Figure 6. UPR does not mediate increased TF synthesis but promotes thrombin generation at the surface of pancreatic cancer cells.

(A) HPAF-II cells were incubated with either 5 μM MKC3946 or 1 μM GSK2606414 for 1 hour prior to exposure to 2.5 mg/mL tunicamycin or vehicle (DMSO) for 4 hours. After a 1-hour incubation, cells were lysed and TF transcript levels quantified using quantitative PCR. (B and C) HPAF-II cells were incubated in the presence of vehicle. Not significant (1-way ANOVA). (B) MKC3946 or (C) GSK2606414 for 1 hour prior to stimulation with either vehicle (DMSO) or 2.5 mg/mL tunicamycin for 4 hours. TF in cells was then analyzed by Western blot analysis. (D) HPAF-II cells were exposed to 2.5 mg/mL tunicamycin for 4 hours. The supernatant was removed, cells were washed, and cells’ surface factor Xa (FXa) activity was evaluated using a FXa assay as described in Supplemental Methods. Error bars represent the mean ± SEM of 3 samples, **P < 0.005, ***P < 0.001, ****P < 0.0001 (1-way ANOVA). (E and F) HPAF-II cells were exposed to either 5 μM MKC3946 (E) or 1 μM GSK2606414 for 1 hour (F) followed by 2.5 mg/mL tunicamycin for 4 hours.

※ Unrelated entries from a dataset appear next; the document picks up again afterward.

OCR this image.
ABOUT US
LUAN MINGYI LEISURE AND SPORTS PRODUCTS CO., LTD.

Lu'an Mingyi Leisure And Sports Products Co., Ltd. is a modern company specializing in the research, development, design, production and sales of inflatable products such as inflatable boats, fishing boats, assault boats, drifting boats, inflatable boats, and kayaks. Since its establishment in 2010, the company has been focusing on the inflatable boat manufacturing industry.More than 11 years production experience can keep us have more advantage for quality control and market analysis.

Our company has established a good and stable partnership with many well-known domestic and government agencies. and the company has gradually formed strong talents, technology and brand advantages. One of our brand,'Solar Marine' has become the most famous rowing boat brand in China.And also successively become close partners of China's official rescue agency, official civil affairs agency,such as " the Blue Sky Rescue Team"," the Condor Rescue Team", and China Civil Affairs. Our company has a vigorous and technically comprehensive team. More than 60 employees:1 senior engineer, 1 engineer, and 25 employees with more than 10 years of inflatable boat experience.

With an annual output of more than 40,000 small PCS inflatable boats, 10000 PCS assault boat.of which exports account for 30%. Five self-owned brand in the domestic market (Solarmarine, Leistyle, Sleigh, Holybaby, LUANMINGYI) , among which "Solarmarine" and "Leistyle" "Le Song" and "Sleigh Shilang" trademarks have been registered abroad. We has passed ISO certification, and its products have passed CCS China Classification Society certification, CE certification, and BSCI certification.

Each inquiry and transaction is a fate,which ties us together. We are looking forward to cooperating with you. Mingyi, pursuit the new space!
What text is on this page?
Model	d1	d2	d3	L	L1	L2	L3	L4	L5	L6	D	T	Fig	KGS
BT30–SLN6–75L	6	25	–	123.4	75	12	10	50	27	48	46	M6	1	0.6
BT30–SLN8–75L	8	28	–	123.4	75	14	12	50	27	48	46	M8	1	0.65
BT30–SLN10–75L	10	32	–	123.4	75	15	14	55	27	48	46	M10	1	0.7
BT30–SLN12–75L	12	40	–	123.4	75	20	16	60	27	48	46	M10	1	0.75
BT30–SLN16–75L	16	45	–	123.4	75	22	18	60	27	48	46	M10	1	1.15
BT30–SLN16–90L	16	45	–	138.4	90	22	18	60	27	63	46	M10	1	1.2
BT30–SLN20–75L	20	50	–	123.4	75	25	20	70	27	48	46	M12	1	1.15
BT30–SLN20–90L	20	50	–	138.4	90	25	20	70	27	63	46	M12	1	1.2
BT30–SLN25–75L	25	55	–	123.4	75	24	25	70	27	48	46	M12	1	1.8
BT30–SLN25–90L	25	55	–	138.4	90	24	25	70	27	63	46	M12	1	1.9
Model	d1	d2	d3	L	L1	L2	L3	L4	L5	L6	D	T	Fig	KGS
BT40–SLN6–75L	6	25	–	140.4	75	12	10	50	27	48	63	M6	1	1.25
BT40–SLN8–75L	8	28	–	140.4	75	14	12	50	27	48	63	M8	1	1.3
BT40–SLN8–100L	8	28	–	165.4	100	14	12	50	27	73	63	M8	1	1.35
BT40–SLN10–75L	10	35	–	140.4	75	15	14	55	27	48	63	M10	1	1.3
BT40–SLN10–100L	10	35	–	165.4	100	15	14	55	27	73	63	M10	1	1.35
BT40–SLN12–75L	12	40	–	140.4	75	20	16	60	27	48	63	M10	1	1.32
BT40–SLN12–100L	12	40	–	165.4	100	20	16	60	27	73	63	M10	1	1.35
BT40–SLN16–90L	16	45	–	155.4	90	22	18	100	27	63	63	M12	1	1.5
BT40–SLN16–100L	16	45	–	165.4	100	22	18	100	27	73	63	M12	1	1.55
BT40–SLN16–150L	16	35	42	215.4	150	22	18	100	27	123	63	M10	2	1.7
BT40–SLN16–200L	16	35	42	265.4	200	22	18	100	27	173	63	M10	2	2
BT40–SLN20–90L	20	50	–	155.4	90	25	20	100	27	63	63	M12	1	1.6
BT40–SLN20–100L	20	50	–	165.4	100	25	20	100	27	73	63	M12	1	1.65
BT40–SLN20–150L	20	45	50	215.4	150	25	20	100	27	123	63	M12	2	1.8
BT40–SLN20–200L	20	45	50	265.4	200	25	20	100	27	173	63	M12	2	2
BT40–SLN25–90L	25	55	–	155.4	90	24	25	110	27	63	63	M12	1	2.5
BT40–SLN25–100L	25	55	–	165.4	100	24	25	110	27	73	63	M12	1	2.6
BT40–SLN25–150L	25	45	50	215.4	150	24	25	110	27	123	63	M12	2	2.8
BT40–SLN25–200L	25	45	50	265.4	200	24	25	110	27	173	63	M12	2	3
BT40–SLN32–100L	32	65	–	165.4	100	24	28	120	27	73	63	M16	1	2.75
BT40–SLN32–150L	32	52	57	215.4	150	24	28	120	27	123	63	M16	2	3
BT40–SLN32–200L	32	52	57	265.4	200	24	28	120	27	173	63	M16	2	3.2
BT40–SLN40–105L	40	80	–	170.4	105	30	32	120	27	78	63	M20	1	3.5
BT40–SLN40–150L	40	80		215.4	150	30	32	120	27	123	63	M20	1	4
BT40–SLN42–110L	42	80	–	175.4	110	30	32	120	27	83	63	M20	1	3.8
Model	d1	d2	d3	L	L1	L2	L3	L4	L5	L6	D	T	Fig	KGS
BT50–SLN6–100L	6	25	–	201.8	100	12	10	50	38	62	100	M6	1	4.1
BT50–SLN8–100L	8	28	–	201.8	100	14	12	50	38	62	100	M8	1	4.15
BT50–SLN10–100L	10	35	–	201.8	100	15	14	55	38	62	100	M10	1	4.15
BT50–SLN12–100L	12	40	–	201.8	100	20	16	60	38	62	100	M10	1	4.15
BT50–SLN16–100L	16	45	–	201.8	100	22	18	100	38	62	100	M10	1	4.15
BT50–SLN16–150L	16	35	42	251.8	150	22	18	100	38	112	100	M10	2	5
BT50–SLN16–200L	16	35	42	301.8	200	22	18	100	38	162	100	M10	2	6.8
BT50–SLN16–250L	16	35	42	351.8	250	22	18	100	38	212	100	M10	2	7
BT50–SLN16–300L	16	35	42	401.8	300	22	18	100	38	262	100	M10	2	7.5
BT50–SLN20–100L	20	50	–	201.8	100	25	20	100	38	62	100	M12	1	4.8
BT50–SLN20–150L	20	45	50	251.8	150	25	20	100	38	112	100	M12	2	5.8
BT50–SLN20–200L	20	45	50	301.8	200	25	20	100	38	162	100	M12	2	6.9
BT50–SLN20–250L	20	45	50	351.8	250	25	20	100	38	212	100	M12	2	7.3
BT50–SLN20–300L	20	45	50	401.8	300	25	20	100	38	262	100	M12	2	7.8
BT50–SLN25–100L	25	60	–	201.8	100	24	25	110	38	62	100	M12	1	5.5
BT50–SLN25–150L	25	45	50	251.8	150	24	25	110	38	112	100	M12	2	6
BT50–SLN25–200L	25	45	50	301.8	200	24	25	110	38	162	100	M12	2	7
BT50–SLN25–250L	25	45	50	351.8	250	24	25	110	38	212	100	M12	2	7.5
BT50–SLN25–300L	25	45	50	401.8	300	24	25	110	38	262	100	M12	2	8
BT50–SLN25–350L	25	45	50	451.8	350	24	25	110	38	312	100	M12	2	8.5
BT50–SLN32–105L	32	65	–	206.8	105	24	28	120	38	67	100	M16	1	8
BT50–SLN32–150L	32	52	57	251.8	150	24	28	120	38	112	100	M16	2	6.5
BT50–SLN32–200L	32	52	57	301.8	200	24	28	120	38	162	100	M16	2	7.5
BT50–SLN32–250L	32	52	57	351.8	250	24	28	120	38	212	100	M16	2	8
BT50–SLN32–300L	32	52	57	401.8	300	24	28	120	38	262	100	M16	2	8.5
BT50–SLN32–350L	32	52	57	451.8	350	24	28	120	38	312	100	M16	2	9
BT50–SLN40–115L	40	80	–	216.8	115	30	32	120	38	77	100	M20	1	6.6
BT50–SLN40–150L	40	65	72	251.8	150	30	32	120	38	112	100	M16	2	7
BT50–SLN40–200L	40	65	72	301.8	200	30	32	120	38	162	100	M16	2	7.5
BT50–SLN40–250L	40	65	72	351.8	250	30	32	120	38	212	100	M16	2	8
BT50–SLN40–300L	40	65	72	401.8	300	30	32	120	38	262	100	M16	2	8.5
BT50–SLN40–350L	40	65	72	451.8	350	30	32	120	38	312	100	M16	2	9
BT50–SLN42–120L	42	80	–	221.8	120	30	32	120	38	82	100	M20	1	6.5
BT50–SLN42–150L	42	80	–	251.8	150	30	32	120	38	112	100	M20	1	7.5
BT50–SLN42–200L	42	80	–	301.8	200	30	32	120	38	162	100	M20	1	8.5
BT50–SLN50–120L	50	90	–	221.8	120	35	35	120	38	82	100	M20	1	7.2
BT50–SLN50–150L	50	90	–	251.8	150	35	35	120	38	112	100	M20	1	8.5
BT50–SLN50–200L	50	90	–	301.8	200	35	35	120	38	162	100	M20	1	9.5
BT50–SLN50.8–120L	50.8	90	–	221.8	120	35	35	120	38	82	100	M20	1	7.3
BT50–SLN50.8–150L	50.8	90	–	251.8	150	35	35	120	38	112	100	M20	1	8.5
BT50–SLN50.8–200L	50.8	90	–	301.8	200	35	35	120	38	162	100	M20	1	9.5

The supernatant was removed, cells were washed, and thrombin generation on cells’ surfaces was evaluated. Error bars represent the mean ± SEM. ****P ≤ 0.0001, ***P < 0.0005, *P = 0.01 (1-way ANOVA).

Figure 7. UPR-induced production of procoagulant EVs involves ER to Golgi transport.

(A) HPAF-II or (B) BxPC3 cells were incubated with vehicle (DMSO) or brefeldin A for 1 hour prior to stimulation with vehicle (DMSO) or 2.5 mg/mL tunicamycin for 4 hours before analysis of TF in EVs. (C) HPAF-II cells were exposed to 3 μM brefeldin A for 1 hour followed by 2.5 mg/mL tunicamycin or DMSO for 4 hours. EVs were isolated from supernatants and evaluated using annexin V or anti-TF antibodies by flow cytometry. Error bars represent the mean ± SEM of 3 samples, *P < 0.01, ***P < 0.001 (1-way ANOVA). (D) HPAF-II cells were exposed to 3 μM brefeldin A for 1 hour followed by 2.5 mg/mL tunicamycin or DMSO for 4 hours. EVs were isolated from supernatants and incubated in the presence of nonimmune IgG or IgG directed at TF (IIID8). Samples were subsequently evaluated for thrombin generation. Error bars represent the mean ± SEM of 3 samples, ****P ≤ 0.0001 (1-way ANOVA). (E) HPAF-II cells were exposed to 1.5 μM Golgicide A for 1 hour then 2.5 mg/mL tunicamycin or vehicle (DMSO) for 4 hours. EVs were isolated from supernatants and subsequently evaluated for thrombin generation. Error bars represent the mean ± SEM of 3 samples, **P < 0.01, ***P < 0.001 (1-way ANOVA). (F) HPAF-II cells were exposed to 40 nM of either control siRNA or siRNA directed at Arf1 for 48 hours and subsequently exposed to either DMSO or 2.5 mg/mL tunicamycin for 4 hours. EVs were isolated from supernatants and evaluated for thrombin generation. Error bars represent the mean ± SEM of 3 samples, ****P ≤ 0.0001 (1-way ANOVA). (G) Schematic model of TF trafficking to the cell surface and to EVs following activation of the UPR in pancreatic adenocarcinoma cells. Increased protein translation with malignant transformation results in increased abundance of unfolded proteins, activation of ER stress receptors, and increased TF trafficking.